Des Iraniennes agitent des drapeaux palestiniens et nationaux lors d’une marche pour condamner les frappes aériennes israéliennes en cours sur la bande de Gaza, Place de la Palestine à Téhéran, le 19 mai 2021. [STR/AFP via Getty Images]

Je pense que la réponse est que le Hamas estime que la cause de la libération palestinienne doit être la question centrale des forces qui luttent pour les droits et la justice. En ce sens, il occupe une place de choix dans ce que l’on appelle l’Axe de la résistance, qui implique l’Iran, la Syrie, le Hezbollah libanais, les Forces de mobilisation du peuple (Kaitab Hezbollah) d’Irak, les Houthis du Yémen, le Jihad islamique palestinien et le Front populaire palestinien, le Front Polisario du Sahara occidental, entre autres mouvements.

Les liens d’amitié, de coopération et de soutien de la République islamique d’Iran avec la résistance palestinienne, bien que peu visibles, n’ont cessé de se resserrer dans le feu de la lutte contre l’occupation coloniale sioniste. Une étape dans le renforcement de ces relations a été symbolisée par un appel téléphonique du ministre iranien des Affaires étrangères, Hossein Amir Abdollahian, au chef du Bureau politique du Hamas, Ismail Haniyeh, pour féliciter le mouvement à l’occasion du 34e anniversaire de sa fondation, célébré le 14 décembre.

Abdollahian a décrit le Hamas comme un pionnier de la libération de la ville sainte d’Al Quds (Jérusalem) en déclarant : « Aujourd’hui, la résistance joue un rôle clé dans la réalisation des droits historiques du peuple palestinien. » Le ministre iranien a condamné la position de la Grande-Bretagne qui a désigné le Hamas comme un « groupe terroriste », reflétant une position claire de mauvaise volonté envers le peuple palestinien.

Haniyeh a remercié et salué le soutien inestimable de l’ancien commandant de la Force Al Quds, le général Qasem Soleimani, qui est tombé en martyr dans une attaque terroriste américaine près de l’aéroport de Bagdad le 3 janvier 2020. « Nous nous souvenons du général Soleimani avec honneur et apprécions le soutien de la République islamique d’Iran à la cause et à la résistance palestiniennes au fil des années depuis la victoire de la révolution islamique. »

Les relations avec l’Iran ont progressé, plusieurs délégations du Hamas s’étant rendues en Iran pour des entretiens bilatéraux visant à soutenir et à moderniser la capacité militaire de la résistance palestinienne.
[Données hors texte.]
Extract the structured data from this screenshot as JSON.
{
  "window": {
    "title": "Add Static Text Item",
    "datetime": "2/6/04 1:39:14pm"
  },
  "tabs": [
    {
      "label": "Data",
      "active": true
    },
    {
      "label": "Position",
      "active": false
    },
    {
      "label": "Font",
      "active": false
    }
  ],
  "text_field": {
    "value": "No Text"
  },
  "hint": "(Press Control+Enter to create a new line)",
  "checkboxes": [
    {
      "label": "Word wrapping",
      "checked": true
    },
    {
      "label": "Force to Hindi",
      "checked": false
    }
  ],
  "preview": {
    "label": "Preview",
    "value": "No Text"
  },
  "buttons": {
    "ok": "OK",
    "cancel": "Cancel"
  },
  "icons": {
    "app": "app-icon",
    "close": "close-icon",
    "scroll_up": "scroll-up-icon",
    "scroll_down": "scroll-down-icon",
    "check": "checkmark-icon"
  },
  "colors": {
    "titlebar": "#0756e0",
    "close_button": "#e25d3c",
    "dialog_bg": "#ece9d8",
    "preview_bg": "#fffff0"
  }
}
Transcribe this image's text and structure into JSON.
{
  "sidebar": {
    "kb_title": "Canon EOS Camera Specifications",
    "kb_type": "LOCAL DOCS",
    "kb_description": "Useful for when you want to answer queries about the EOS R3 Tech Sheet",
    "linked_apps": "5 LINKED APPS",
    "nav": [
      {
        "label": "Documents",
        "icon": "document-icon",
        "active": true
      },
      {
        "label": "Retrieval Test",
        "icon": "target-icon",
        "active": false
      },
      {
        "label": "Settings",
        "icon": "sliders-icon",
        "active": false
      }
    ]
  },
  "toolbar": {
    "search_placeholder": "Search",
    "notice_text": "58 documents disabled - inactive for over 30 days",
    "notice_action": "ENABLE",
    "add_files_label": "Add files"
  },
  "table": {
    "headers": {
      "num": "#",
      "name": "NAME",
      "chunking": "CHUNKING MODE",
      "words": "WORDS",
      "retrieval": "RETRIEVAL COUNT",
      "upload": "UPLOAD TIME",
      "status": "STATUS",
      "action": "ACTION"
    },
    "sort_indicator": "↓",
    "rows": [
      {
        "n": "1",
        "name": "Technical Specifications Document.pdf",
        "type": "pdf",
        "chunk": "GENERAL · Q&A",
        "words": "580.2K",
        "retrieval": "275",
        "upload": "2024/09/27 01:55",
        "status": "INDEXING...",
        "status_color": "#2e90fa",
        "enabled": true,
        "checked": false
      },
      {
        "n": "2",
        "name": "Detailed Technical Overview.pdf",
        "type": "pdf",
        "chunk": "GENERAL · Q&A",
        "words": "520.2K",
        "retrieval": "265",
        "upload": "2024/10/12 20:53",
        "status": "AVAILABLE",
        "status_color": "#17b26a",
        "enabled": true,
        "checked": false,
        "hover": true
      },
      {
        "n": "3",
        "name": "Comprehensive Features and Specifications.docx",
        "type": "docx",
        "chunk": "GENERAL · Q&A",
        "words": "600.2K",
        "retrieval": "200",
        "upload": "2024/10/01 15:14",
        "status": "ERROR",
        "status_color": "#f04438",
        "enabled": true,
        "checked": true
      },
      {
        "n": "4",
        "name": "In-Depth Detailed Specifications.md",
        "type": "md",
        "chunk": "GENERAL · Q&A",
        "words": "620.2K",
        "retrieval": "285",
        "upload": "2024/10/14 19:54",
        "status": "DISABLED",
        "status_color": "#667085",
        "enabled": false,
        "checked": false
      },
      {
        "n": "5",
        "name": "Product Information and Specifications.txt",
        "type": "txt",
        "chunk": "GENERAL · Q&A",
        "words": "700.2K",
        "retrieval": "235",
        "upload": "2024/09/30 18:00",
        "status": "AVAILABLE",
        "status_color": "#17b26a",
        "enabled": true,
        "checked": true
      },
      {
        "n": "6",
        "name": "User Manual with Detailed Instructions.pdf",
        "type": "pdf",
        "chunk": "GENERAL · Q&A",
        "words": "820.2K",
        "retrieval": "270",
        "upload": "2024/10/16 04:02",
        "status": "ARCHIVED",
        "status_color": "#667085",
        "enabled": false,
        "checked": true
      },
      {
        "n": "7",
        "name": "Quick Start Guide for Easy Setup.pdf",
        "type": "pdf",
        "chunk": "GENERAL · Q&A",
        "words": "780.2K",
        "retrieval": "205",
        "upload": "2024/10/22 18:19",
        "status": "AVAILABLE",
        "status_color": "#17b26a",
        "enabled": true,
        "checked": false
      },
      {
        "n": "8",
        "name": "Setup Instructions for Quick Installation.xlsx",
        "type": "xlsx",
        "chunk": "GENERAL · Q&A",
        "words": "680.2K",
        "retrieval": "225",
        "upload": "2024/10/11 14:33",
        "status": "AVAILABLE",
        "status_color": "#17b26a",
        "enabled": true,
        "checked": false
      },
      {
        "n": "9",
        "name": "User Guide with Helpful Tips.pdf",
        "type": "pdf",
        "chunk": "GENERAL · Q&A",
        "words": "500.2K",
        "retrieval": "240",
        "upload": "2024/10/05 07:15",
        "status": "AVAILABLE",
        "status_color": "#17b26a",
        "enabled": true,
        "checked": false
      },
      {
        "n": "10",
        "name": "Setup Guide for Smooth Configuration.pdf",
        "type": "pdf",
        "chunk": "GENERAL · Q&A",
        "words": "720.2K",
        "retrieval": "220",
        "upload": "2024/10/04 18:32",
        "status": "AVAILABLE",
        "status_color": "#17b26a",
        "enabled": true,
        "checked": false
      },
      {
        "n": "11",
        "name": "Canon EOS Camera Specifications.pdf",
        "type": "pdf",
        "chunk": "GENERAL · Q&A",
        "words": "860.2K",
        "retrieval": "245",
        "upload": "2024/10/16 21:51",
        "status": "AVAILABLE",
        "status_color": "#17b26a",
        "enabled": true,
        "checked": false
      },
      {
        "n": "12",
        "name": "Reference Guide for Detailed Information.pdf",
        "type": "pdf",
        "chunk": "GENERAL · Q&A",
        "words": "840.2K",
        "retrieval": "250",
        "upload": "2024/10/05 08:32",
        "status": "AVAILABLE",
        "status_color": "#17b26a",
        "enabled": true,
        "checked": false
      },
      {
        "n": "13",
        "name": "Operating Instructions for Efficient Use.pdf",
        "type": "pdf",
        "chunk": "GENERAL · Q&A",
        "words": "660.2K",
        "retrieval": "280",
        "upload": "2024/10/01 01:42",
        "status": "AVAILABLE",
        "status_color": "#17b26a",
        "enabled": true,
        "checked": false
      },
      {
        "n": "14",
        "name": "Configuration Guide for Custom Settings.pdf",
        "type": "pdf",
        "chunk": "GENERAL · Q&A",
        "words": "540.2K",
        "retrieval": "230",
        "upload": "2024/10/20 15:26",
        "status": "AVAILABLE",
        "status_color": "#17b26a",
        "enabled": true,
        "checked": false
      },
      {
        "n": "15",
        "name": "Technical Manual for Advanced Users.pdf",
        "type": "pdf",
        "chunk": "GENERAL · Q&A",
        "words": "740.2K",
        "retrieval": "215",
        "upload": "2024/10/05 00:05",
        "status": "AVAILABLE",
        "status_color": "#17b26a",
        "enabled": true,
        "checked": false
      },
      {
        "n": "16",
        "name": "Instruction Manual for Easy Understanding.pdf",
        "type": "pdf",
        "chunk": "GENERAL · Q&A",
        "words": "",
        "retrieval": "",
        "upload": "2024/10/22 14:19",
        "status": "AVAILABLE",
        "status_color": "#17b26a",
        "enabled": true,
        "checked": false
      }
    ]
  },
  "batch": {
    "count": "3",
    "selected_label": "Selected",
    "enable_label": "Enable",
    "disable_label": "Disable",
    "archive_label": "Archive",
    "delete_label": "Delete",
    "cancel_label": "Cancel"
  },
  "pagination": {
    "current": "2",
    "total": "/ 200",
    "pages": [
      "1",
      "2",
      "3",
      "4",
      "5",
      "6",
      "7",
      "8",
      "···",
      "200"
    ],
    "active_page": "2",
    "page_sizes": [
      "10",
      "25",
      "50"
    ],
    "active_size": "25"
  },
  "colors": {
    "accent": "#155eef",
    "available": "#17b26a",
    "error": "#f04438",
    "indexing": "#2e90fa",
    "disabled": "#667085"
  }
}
En janvier 2020, Haniyeh a été la seule personnalité non iranienne à prendre la parole lors des funérailles du général Soleimani lorsqu’il l’a appelé « le martyr de Jérusalem. »
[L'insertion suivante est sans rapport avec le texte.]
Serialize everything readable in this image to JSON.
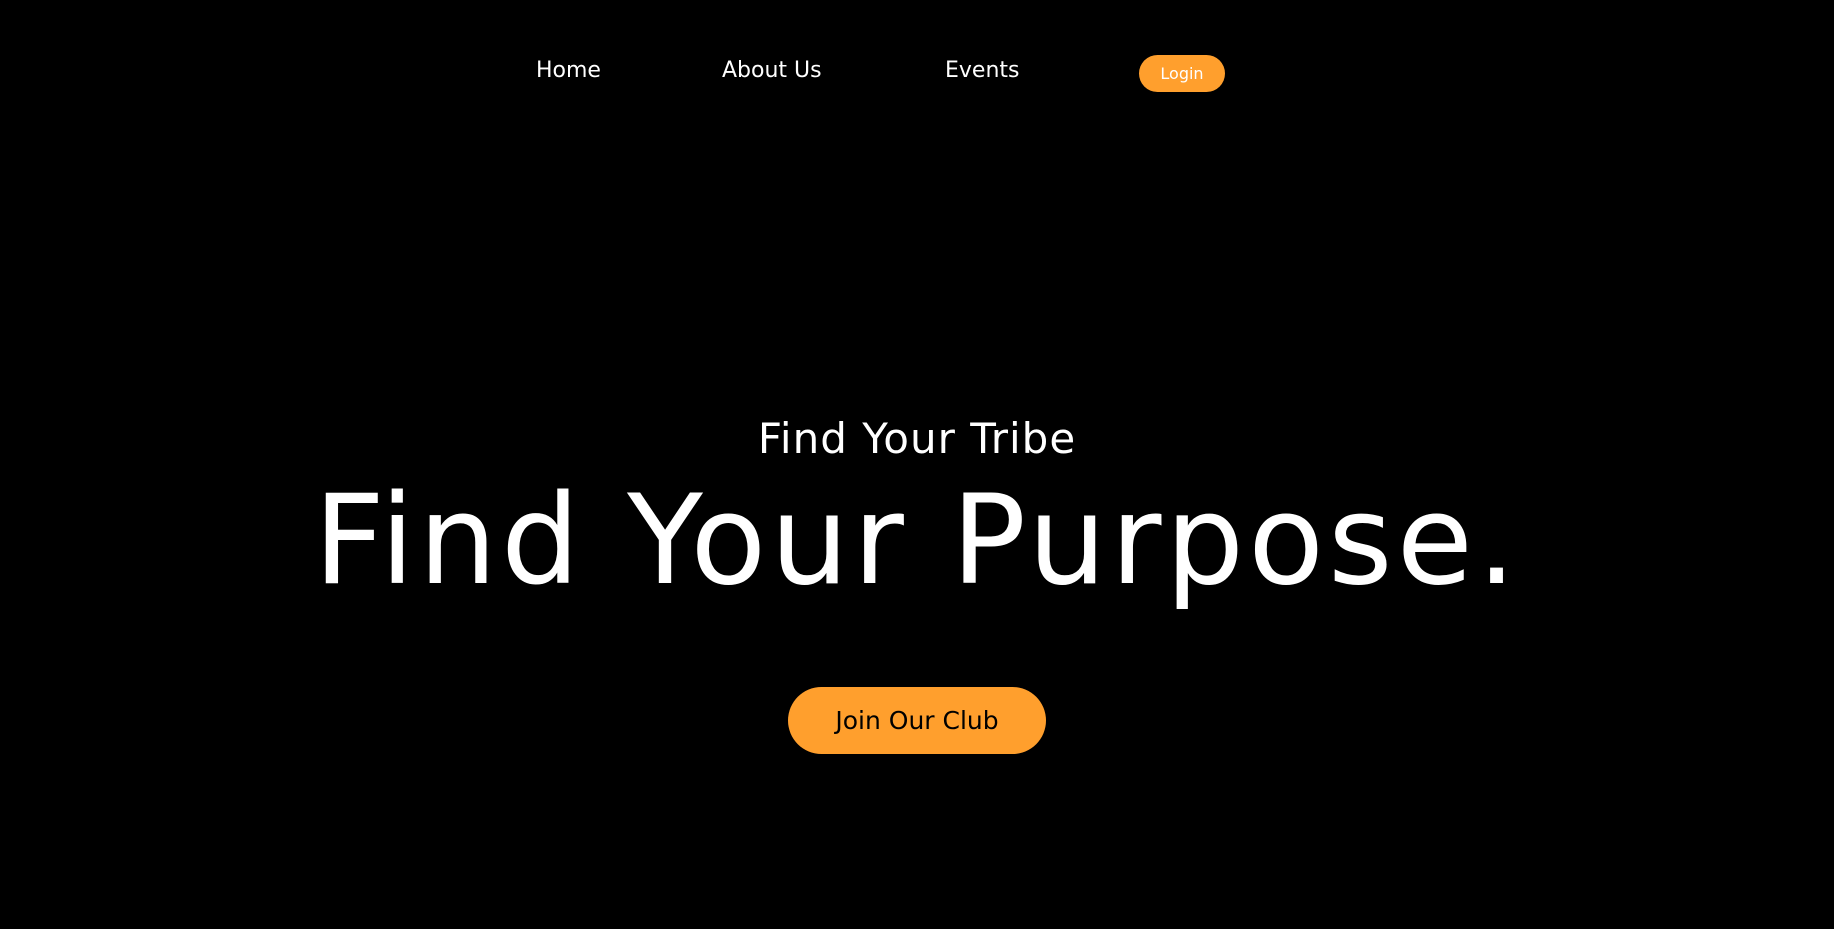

La relation stratégique du Hamas avec l’Iran a provoqué une réaction hostile de la part d’autres puissances régionales, notamment l’Arabie saoudite, l’Égypte et les Émirats arabes unis. Dans le même temps, cette alliance a généré des désaccords avec l’Autorité palestinienne et le Fatah, qui considèrent que la politique des axes régionaux est absolument néfaste pour les Palestiniens et, par conséquent, que le Hamas ne doit pas s’impliquer avec les Iraniens.

Malgré ce soutien, l’Iran n’offre pas un chèque en blanc au Hamas, car cette relation, bien que stratégique, est pleine de complexités, étant donné que les Iraniens ont des réserves et des craintes quant aux relations du Hamas et à la mesure dans laquelle ses institutions peuvent empêcher une plus grande influence iranienne ou une éventuelle dépendance du mouvement vis-à-vis de l’Iran.

Haniyeh s’est engagé dans un dialogue stratégique entre les pays du Golfe, l’Iran et d’autres parties régionales, dont le Hezbollah libanais, afin de redessiner les caractéristiques géopolitiques de la région pour faire face aux défis et aux dangers que cela implique. L’une des conséquences de cet initiative du chef du Hamas a été la réalisation d’exercices militaires conjoints des forces de la résistance palestinienne en décembre 2020, avec la coopération de l’Iran.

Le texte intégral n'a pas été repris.